How the 720S reshaped its rivals
The shockwaves from the 720S’s performance have been felt well beyond McLaren’s own showroom. When a dealership that lives and breathes Stuttgart’s finest compares a 2023 Porsche 911 to the 720S and concedes that the McLaren is more of an engineering marvel than anything else, it is a sign of how far the British car has shifted expectations. That comparison highlights how the 720S’s incredible performance numbers and technology, including features like active aerodynamics and hybrid drivetrain integration in the broader McLaren family, set a new bar for what a modern supercar should offer. Reading that comparison with the 2023 911, I am struck by how naturally the 720S is treated as the reference point rather than the upstart.

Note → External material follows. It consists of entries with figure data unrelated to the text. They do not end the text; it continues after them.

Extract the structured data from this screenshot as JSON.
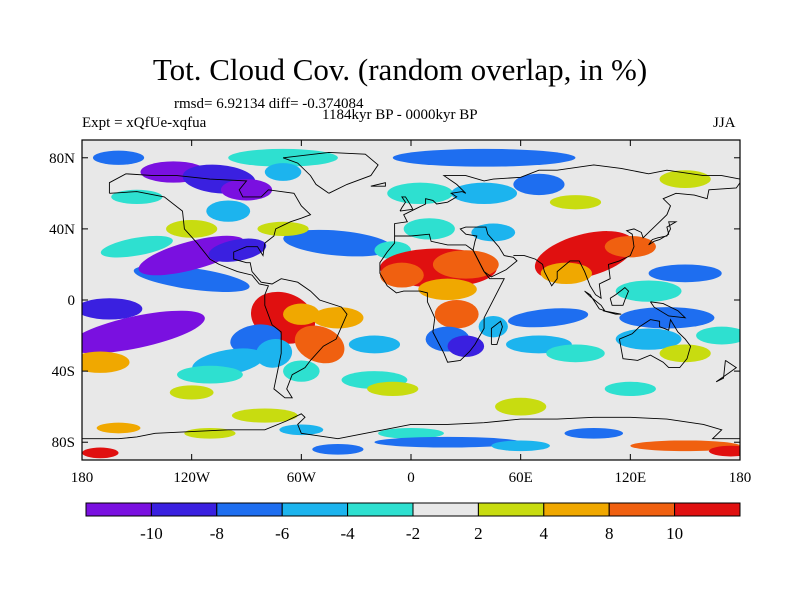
{
  "title": "Tot. Cloud Cov. (random overlap, in %)",
  "stats": "rmsd= 6.92134 diff= -0.374084",
  "period": "1184kyr BP - 0000kyr BP",
  "experiment": "Expt = xQfUe-xqfua",
  "season": "JJA",
  "map": {
    "lon_range": [
      -180,
      180
    ],
    "lat_range": [
      -90,
      90
    ],
    "lon_ticks": [
      {
        "lon": -180,
        "label": "180"
      },
      {
        "lon": -120,
        "label": "120W"
      },
      {
        "lon": -60,
        "label": "60W"
      },
      {
        "lon": 0,
        "label": "0"
      },
      {
        "lon": 60,
        "label": "60E"
      },
      {
        "lon": 120,
        "label": "120E"
      },
      {
        "lon": 180,
        "label": "180"
      }
    ],
    "lat_ticks": [
      {
        "lat": 80,
        "label": "80N"
      },
      {
        "lat": 40,
        "label": "40N"
      },
      {
        "lat": 0,
        "label": "0"
      },
      {
        "lat": -40,
        "label": "40S"
      },
      {
        "lat": -80,
        "label": "80S"
      }
    ]
  },
  "colorbar": {
    "colors": [
      "#7a10e0",
      "#3a20e0",
      "#1e6ef0",
      "#1cb4ee",
      "#2ee0d0",
      "#e8e8e8",
      "#c8dc10",
      "#f0a800",
      "#f06010",
      "#e01010"
    ],
    "labels": [
      "-10",
      "-8",
      "-6",
      "-4",
      "-2",
      "2",
      "4",
      "8",
      "10"
    ]
  }
}
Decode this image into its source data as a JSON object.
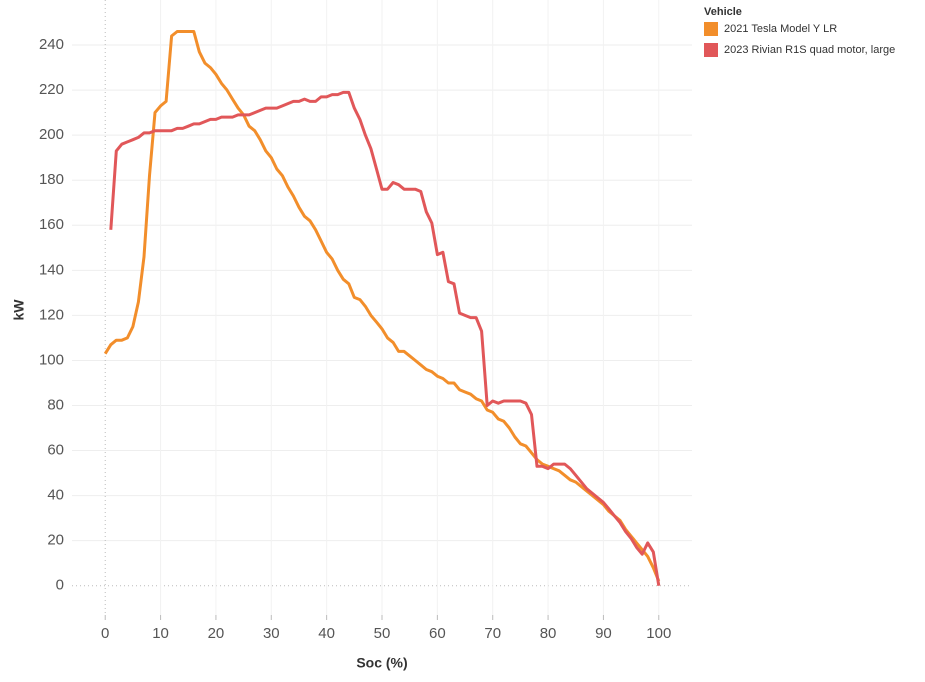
{
  "chart_data": {
    "type": "line",
    "x_label": "Soc (%)",
    "y_label": "kW",
    "legend_title": "Vehicle",
    "legend": "top-right",
    "grid": true,
    "xlim": [
      -6,
      106
    ],
    "ylim": [
      -13,
      260
    ],
    "xticks": [
      0,
      10,
      20,
      30,
      40,
      50,
      60,
      70,
      80,
      90,
      100
    ],
    "yticks": [
      0,
      20,
      40,
      60,
      80,
      100,
      120,
      140,
      160,
      180,
      200,
      220,
      240
    ],
    "series": [
      {
        "name": "2021 Tesla Model Y LR",
        "color": "#f28e2b",
        "x": [
          0,
          1,
          2,
          3,
          4,
          5,
          6,
          7,
          8,
          9,
          10,
          11,
          12,
          13,
          14,
          15,
          16,
          17,
          18,
          19,
          20,
          21,
          22,
          23,
          24,
          25,
          26,
          27,
          28,
          29,
          30,
          31,
          32,
          33,
          34,
          35,
          36,
          37,
          38,
          39,
          40,
          41,
          42,
          43,
          44,
          45,
          46,
          47,
          48,
          49,
          50,
          51,
          52,
          53,
          54,
          55,
          56,
          57,
          58,
          59,
          60,
          61,
          62,
          63,
          64,
          65,
          66,
          67,
          68,
          69,
          70,
          71,
          72,
          73,
          74,
          75,
          76,
          77,
          78,
          79,
          80,
          81,
          82,
          83,
          84,
          85,
          86,
          87,
          88,
          89,
          90,
          91,
          92,
          93,
          94,
          95,
          96,
          97,
          98,
          99,
          100
        ],
        "values": [
          103,
          107,
          109,
          109,
          110,
          115,
          126,
          146,
          182,
          210,
          213,
          215,
          244,
          246,
          246,
          246,
          246,
          237,
          232,
          230,
          227,
          223,
          220,
          216,
          212,
          209,
          204,
          202,
          198,
          193,
          190,
          185,
          182,
          177,
          173,
          168,
          164,
          162,
          158,
          153,
          148,
          145,
          140,
          136,
          134,
          128,
          127,
          124,
          120,
          117,
          114,
          110,
          108,
          104,
          104,
          102,
          100,
          98,
          96,
          95,
          93,
          92,
          90,
          90,
          87,
          86,
          85,
          83,
          82,
          78,
          77,
          74,
          73,
          70,
          66,
          63,
          62,
          59,
          56,
          54,
          53,
          52,
          51,
          49,
          47,
          46,
          44,
          42,
          40,
          38,
          36,
          33,
          31,
          29,
          25,
          22,
          19,
          16,
          13,
          8,
          2
        ]
      },
      {
        "name": "2023 Rivian R1S quad motor, large",
        "color": "#e15759",
        "x": [
          1,
          2,
          3,
          4,
          5,
          6,
          7,
          8,
          9,
          10,
          11,
          12,
          13,
          14,
          15,
          16,
          17,
          18,
          19,
          20,
          21,
          22,
          23,
          24,
          25,
          26,
          27,
          28,
          29,
          30,
          31,
          32,
          33,
          34,
          35,
          36,
          37,
          38,
          39,
          40,
          41,
          42,
          43,
          44,
          45,
          46,
          47,
          48,
          49,
          50,
          51,
          52,
          53,
          54,
          55,
          56,
          57,
          58,
          59,
          60,
          61,
          62,
          63,
          64,
          65,
          66,
          67,
          68,
          69,
          70,
          71,
          72,
          73,
          74,
          75,
          76,
          77,
          78,
          79,
          80,
          81,
          82,
          83,
          84,
          85,
          86,
          87,
          88,
          89,
          90,
          91,
          92,
          93,
          94,
          95,
          96,
          97,
          98,
          99,
          100
        ],
        "values": [
          158,
          193,
          196,
          197,
          198,
          199,
          201,
          201,
          202,
          202,
          202,
          202,
          203,
          203,
          204,
          205,
          205,
          206,
          207,
          207,
          208,
          208,
          208,
          209,
          209,
          209,
          210,
          211,
          212,
          212,
          212,
          213,
          214,
          215,
          215,
          216,
          215,
          215,
          217,
          217,
          218,
          218,
          219,
          219,
          212,
          207,
          200,
          194,
          185,
          176,
          176,
          179,
          178,
          176,
          176,
          176,
          175,
          166,
          161,
          147,
          148,
          135,
          134,
          121,
          120,
          119,
          119,
          113,
          80,
          82,
          81,
          82,
          82,
          82,
          82,
          81,
          76,
          53,
          53,
          52,
          54,
          54,
          54,
          52,
          49,
          46,
          43,
          41,
          39,
          37,
          34,
          31,
          28,
          24,
          21,
          17,
          14,
          19,
          15,
          0
        ]
      }
    ]
  }
}
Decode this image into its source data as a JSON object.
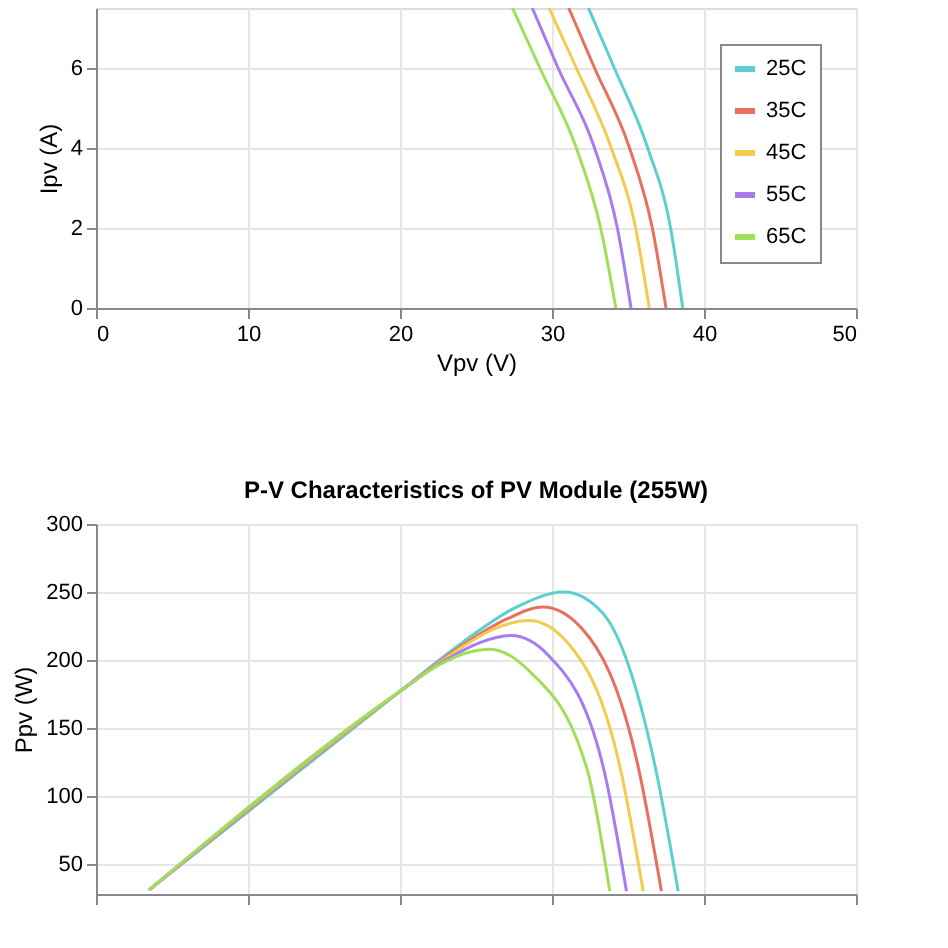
{
  "chart_data": [
    {
      "type": "line",
      "xlabel": "Vpv (V)",
      "ylabel": "Ipv (A)",
      "xlim": [
        0,
        50
      ],
      "xticks": [
        0,
        10,
        20,
        30,
        40,
        50
      ],
      "ylim": [
        0,
        7.5
      ],
      "yticks": [
        0,
        2,
        4,
        6
      ],
      "grid": true,
      "legend": "top right",
      "marker": "none",
      "line_style": "solid",
      "series": [
        {
          "name": "25C",
          "color": "#5ccfd0",
          "x": [
            32.4,
            34.1,
            36.3,
            37.8,
            38.6
          ],
          "values": [
            7.5,
            6,
            4,
            2,
            0
          ]
        },
        {
          "name": "35C",
          "color": "#e8705e",
          "x": [
            31.1,
            32.8,
            35.1,
            36.6,
            37.5
          ],
          "values": [
            7.5,
            6,
            4,
            2,
            0
          ]
        },
        {
          "name": "45C",
          "color": "#f2cc4e",
          "x": [
            29.8,
            31.6,
            33.9,
            35.5,
            36.4
          ],
          "values": [
            7.5,
            6,
            4,
            2,
            0
          ]
        },
        {
          "name": "55C",
          "color": "#a77cf0",
          "x": [
            28.7,
            30.4,
            32.8,
            34.3,
            35.2
          ],
          "values": [
            7.5,
            6,
            4,
            2,
            0
          ]
        },
        {
          "name": "65C",
          "color": "#9fe05a",
          "x": [
            27.4,
            29.2,
            31.6,
            33.2,
            34.2
          ],
          "values": [
            7.5,
            6,
            4,
            2,
            0
          ]
        }
      ]
    },
    {
      "type": "line",
      "title": "P-V Characteristics of PV Module (255W)",
      "ylabel": "Ppv (W)",
      "xlim": [
        0,
        50
      ],
      "xticks": [
        0,
        10,
        20,
        30,
        40,
        50
      ],
      "ylim": [
        28,
        300
      ],
      "yticks": [
        50,
        100,
        150,
        200,
        250,
        300
      ],
      "tick_labels": "y",
      "grid": true,
      "legend": "top right",
      "marker": "none",
      "line_style": "solid",
      "series": [
        {
          "name": "25C",
          "color": "#5ccfd0",
          "x": [
            3.5,
            20,
            24,
            27.5,
            30.8,
            33.3,
            36.8,
            38.3
          ],
          "values": [
            31,
            177,
            212,
            238,
            250,
            235,
            121,
            30
          ]
        },
        {
          "name": "35C",
          "color": "#e8705e",
          "x": [
            3.5,
            20,
            24,
            27,
            29.4,
            31.9,
            35.7,
            37.2
          ],
          "values": [
            31,
            177,
            210,
            230,
            239,
            224,
            120,
            30
          ]
        },
        {
          "name": "45C",
          "color": "#f2cc4e",
          "x": [
            3.5,
            20,
            23.5,
            26,
            28.5,
            31,
            34.5,
            36
          ],
          "values": [
            31,
            177,
            205,
            222,
            229,
            213,
            120,
            30
          ]
        },
        {
          "name": "55C",
          "color": "#a77cf0",
          "x": [
            3.5,
            20,
            23,
            25.3,
            27.3,
            29.8,
            33.4,
            34.9
          ],
          "values": [
            31,
            177,
            200,
            213,
            218,
            203,
            120,
            30
          ]
        },
        {
          "name": "65C",
          "color": "#9fe05a",
          "x": [
            3.5,
            20,
            22.5,
            24.3,
            25.9,
            28.4,
            32.3,
            33.8
          ],
          "values": [
            31,
            177,
            196,
            205,
            208,
            193,
            120,
            30
          ]
        }
      ]
    }
  ]
}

The car also forced McLaren itself to evolve. When the company introduced the 765LT, it did so in the shadow of a model that nobody would ever accuse of being slow, a 710-horsepower supercar that already punched far above its weight. The 765LT had to be meaner, lighter and more focused precisely because the 720S had blurred the line between supercar and hypercar so effectively. That context is clear in the way the Nobody description of the 765LT frames the 720S as the starting point for something even more extreme, rather than a car that needed rescuing from mediocrity. In other words, the 720S did not just slay giants, it forced them, and its own successors, to get stronger.
A legacy that still looms large
Even as newer models like the 750S arrive, the 720S’s influence is hard to miss. The newer car is pitched as the ultimate purebred supercar, yet its creators openly acknowledge that they are building on a platform that already had a serious class‑leading edge in power‑to‑weight ratio and everyday usability. When I look at how the 750S refines the formula, trimming weight and sharpening responses, I see a quiet admission that the original recipe was so effective it only needed seasoning, not reinvention. The way Plus and All this makes it one of the most complete supercars ever created could just as easily be read as a tribute to the groundwork laid by the 720S.
For McLaren, that groundwork translated into a straight dash to the finish while everyone else battled for second place in the supercar market, a dynamic that was especially clear when commentators looked back on the 720S’s dominance. Jan assessments that opened with the phrase For Mclaren, it is a straight dash captured how decisively the car reset expectations, and how rivals were left scrambling to respond. When I think about the 720S today, I do not just see a fast McLaren, I see the moment a “mere” supercar started routinely humbling the giants that were supposed to sit above it, and in doing so quietly rewrote the rules of the performance car game. That is how a sleek, carbon‑tubbed coupe from Woking became the giant killer no one saw coming, and why its shadow still stretches across every new supercar that dares to claim the crown.